The Member Services Desk (MSD) Weekly Market Update was developed in response to member feedback and strives to deliver timely, relevant insights that support member business objectives. Each Friday, the update provides an overview of current market trends and key developments.

If you would like to receive the MSD Weekly Market Update in .pdf format (includes FHLBNY rate charts) or to discuss this content further, please email the MSD Team.
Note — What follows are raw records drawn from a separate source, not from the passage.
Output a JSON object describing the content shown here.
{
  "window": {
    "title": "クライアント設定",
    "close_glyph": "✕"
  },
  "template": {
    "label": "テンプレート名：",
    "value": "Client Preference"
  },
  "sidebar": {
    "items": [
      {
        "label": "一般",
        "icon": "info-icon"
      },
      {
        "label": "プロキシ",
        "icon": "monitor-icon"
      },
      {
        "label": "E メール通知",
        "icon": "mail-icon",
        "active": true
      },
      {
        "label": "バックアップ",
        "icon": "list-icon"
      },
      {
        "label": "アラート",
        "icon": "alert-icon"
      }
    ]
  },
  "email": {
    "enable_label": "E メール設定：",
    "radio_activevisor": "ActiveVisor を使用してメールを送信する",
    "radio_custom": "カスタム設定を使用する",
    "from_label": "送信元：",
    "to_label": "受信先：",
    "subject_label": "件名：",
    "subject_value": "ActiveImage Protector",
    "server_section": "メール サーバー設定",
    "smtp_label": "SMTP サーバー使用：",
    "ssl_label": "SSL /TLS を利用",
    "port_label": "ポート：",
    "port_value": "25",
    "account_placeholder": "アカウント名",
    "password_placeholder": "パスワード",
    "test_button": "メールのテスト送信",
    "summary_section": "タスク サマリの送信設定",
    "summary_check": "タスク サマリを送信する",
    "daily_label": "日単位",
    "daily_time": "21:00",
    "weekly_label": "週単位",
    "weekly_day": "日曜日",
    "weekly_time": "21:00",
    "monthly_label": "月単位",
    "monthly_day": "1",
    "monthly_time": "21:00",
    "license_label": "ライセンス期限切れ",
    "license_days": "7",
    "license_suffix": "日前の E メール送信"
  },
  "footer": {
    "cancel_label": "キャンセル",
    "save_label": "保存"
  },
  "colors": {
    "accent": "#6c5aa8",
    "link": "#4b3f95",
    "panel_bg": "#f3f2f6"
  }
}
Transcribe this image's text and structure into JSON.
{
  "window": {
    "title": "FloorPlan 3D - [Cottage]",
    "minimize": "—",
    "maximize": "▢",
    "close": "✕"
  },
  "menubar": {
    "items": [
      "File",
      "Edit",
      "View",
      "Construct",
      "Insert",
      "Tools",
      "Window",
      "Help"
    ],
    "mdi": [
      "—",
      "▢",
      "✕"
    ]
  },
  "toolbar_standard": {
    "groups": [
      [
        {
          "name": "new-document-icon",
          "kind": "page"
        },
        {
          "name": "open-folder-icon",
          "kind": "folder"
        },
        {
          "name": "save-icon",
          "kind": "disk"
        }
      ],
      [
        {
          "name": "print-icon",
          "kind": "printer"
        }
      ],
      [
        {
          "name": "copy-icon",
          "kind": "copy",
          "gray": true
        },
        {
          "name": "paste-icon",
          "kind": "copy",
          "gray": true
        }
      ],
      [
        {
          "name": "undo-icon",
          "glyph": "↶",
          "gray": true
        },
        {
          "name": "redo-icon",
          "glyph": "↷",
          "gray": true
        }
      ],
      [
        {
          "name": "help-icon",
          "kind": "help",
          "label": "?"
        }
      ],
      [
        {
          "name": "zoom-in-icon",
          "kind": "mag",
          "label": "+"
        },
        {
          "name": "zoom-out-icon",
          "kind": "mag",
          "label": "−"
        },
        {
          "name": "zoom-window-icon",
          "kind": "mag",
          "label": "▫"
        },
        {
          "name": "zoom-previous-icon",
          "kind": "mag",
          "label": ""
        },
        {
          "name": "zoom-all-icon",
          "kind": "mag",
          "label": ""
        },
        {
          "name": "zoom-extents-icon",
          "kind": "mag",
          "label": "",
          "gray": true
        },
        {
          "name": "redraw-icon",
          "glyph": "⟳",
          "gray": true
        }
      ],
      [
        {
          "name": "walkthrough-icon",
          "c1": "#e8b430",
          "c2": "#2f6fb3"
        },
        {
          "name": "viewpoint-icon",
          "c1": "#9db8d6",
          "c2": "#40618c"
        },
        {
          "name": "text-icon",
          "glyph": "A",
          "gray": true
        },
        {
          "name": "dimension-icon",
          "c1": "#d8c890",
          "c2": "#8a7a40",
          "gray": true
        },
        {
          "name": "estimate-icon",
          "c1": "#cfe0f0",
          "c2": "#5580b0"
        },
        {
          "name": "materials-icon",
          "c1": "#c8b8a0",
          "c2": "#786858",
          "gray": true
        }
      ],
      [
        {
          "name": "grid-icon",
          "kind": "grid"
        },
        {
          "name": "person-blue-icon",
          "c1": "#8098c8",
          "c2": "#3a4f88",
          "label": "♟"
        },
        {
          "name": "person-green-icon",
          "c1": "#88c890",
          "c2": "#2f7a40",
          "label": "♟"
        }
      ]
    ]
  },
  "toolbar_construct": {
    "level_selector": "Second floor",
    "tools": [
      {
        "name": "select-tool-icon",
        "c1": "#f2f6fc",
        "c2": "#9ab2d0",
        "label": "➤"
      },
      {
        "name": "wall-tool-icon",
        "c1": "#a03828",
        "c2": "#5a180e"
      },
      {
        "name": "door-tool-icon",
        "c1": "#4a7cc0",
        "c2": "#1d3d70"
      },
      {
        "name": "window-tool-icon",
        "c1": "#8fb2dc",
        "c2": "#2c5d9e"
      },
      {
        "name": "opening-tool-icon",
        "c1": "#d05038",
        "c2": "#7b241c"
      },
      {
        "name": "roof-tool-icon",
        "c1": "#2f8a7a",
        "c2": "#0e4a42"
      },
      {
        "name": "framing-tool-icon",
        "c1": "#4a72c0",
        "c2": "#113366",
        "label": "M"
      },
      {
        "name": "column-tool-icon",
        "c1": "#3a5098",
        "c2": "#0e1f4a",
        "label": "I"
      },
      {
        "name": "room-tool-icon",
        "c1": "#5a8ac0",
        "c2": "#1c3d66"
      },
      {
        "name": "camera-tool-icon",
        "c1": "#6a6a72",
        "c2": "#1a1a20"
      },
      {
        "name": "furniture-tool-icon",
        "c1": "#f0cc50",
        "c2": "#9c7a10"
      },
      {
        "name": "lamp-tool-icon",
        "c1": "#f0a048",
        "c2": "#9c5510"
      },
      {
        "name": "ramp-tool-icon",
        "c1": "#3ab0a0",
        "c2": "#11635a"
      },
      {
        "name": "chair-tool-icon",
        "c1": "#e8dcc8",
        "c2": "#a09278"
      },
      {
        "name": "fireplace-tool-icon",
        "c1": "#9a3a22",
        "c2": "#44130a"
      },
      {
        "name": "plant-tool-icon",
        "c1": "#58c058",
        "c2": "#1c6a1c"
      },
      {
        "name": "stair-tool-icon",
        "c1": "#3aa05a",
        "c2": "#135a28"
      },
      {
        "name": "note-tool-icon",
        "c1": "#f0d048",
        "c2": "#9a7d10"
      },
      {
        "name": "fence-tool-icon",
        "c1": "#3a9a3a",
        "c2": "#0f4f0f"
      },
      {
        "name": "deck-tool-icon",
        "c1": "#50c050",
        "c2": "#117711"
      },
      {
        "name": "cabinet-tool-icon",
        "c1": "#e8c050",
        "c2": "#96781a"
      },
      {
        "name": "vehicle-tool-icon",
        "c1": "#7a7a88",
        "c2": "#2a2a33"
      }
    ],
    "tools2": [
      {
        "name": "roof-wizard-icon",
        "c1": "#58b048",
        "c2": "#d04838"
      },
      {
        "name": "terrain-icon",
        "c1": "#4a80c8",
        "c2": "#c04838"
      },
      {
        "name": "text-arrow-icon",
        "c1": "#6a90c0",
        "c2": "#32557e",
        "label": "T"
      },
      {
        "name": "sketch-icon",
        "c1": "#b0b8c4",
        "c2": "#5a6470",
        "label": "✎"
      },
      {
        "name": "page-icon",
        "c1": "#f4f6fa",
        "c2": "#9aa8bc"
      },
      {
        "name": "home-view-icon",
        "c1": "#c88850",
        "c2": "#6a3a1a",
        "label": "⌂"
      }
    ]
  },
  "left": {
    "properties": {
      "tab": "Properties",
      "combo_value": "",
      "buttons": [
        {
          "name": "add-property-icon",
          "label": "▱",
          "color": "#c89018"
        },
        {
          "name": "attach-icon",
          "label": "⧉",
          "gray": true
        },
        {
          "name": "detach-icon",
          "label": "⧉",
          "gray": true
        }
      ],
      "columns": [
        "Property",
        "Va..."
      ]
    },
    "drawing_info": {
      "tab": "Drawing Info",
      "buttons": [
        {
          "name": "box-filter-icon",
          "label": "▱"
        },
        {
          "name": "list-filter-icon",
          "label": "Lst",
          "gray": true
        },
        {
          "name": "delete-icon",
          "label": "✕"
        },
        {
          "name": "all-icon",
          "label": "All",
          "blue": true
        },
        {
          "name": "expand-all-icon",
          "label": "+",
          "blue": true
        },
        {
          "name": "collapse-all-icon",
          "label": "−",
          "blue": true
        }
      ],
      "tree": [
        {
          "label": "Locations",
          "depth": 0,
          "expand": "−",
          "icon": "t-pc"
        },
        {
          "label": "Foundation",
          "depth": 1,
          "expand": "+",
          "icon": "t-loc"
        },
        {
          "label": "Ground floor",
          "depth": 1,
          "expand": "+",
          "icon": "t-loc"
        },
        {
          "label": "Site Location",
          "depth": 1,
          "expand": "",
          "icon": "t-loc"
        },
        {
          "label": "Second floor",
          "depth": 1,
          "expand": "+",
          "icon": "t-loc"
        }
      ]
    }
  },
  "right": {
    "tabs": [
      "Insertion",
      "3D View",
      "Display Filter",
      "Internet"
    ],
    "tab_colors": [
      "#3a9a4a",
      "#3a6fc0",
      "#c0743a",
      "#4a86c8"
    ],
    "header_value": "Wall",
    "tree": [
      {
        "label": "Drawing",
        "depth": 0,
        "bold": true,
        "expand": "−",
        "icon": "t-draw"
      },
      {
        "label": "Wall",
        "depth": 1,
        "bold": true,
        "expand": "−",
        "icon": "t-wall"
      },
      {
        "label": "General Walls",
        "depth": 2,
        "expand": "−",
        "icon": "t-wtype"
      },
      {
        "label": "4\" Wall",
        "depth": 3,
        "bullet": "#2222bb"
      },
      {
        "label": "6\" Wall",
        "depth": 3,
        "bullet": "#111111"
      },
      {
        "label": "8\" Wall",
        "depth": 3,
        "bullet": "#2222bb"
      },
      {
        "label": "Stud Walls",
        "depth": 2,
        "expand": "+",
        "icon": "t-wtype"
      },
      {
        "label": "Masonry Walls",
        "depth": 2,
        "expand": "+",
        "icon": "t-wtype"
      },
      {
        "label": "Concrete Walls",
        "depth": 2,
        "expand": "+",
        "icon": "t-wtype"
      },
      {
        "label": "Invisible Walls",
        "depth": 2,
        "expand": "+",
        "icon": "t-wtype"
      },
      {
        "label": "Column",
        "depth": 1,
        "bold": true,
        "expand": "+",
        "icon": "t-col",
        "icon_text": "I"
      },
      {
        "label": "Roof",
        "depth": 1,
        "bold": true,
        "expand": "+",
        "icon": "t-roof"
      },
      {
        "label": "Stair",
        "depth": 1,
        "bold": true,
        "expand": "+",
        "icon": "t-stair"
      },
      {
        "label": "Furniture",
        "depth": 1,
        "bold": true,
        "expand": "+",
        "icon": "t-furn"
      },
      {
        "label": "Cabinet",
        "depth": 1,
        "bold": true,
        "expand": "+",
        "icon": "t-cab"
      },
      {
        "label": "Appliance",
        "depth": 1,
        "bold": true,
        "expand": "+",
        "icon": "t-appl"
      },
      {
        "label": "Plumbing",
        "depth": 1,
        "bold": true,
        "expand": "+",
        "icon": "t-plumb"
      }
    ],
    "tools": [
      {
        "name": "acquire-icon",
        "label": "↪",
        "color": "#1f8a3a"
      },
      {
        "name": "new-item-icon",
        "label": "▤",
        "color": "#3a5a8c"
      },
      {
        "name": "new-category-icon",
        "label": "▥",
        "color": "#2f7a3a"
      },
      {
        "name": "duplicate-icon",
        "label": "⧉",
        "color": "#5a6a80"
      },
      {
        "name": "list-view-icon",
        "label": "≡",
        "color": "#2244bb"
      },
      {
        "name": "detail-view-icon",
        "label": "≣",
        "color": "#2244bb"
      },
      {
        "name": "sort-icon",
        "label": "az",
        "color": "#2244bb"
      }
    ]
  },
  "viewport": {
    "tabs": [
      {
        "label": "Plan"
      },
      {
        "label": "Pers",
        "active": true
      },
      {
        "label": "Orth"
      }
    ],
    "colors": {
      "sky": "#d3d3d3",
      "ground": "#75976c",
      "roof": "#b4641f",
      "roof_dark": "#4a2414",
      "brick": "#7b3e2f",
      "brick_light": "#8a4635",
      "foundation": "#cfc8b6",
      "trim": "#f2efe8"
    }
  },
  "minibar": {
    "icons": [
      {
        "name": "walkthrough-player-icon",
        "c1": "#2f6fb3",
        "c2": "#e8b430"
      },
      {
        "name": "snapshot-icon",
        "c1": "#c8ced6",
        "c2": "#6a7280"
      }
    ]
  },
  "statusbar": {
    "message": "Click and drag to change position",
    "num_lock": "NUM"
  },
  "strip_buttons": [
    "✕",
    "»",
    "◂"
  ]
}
Recent Weekly Market Updates

05/29/2026
The past two weeks’ economic reports have generally reflected weak “soft”, or survey-oriented, data. The poor sentiment was most clearly evidenced in last week’s record low University of Michigan Consumer Sentiment reading for May. Meanwhile, “hard” data, or readings of actual aggregate activity, have been relatively steady and occasionally have bested expectations. Inflation data has proven concerning and seemingly cemented, for now, the “on hold” posture for the Fed. The Mideast situation remains fluid, and any meaningful developments could move the rates market. Indeed, the past week’s news of a potential resolution framework, or prospects of a memorandum of understanding on a framework, led to a decline in oil prices and yields. Looking forward to next week, the data slate is heavy on labor market-related releases, with the monthly jobs report the likely highlight.
05/15/2026
The past week’s data was influential, as it revealed that inflationary pressures appear definitively present and thereby solidified an on-hold posture from the Fed. Indeed, incoming Fed Chair Warsh is likely to encounter more forceful resistance from committee members to any policy-easing bias at the next FOMC in June. The Mideast situation, meanwhile, remains fluid, and any meaningful developments could move the rates market. Looking forward to next week, the data slate is lighter and composed of second-tier reports. The bond markets will close early on Friday the 22nd for the Memorial Day holiday weekend, and we encourage members to connect with the desk on the timing of any potential end-of-week longer-tenor advances...
05/08/2026
The Mideast situation remains fluid, and fresh developments are prone to move the rates market. The past week’s data was not very influential but continued to portray a relatively steady, albeit non-dynamic, labor market and ongoing potential inflation pressures. The jobs report to be released just prior to this edition hitting inboxes may, if considerably off consensus expectations, move rates. Looking forward to next week, the inflation data will be closely scrutinized by the markets.
05/01/2026
The extended still-with-no-end-date Mideast ceasefire/blockade continues to provide a steadier backdrop to markets and limited rate changes, although the situation remains tenuous and spurred further increases in oil prices. Data released over the week was mixed, with labor market data portraying some improvement but inflation measures remaining elevated. As expected, the FOMC kept rates on hold and noted that “inflation is elevated” and “developments in the Middle East are contributing to a high level of uncertainty about the economic outlook”. Inflation was categorized as elevated. The outcome had four dissents, the most since 1992. Three voters supported the rates-on-hold posture but were unsupportive of the statement’s perceived ongoing easing bias. The markets treated FOMC outcome as slightly hawkish and pushed yields higher. Data-wise this upcoming week, the Friday employment situation report will likely be the highlight.
04/24/2026
The extended now-with-no-end-date Mideast ceasefire has instilled a steadier backdrop to markets and limited rate changes, although the situation remains tenuous. Data released over the week was generally better-than-expected. Retail sales posted a M-o-M increase, although the figure is not adjusted for inflation, and Pending Home Sales flashed a hopeful M-o-M rise. Senate hearings on the prospective new Fed Chair nominee, Kevin Warsh, were held, but it is too early to evoke forecasts on the topic. The week ahead serves a busy slate of economic reports, although the highlight may be the April 29th FOMC outcome and the subsequent press conference. At this stage, the Fed is widely expected to remain on hold and note the ongoing uncertainty from the Mideast conflict and its potential impacts. The markets, meanwhile, remain in a tense yet hopeful pattern that the ceasefire will hold and limit further economic or market repercussions.
04/17/2026
The past week was mostly dictated by Mideast war news, with the ongoing ceasefire instilling a steadier backdrop to markets. Data released over the week was of a second-tier nature and proved inconsequential, in terms of notable rates movements. The Mideast conflict and its impacts should continue to be the dominant driver of markets; for now, markets are in a hopeful pattern that the ceasefire will hold and limit further economic or market repercussions.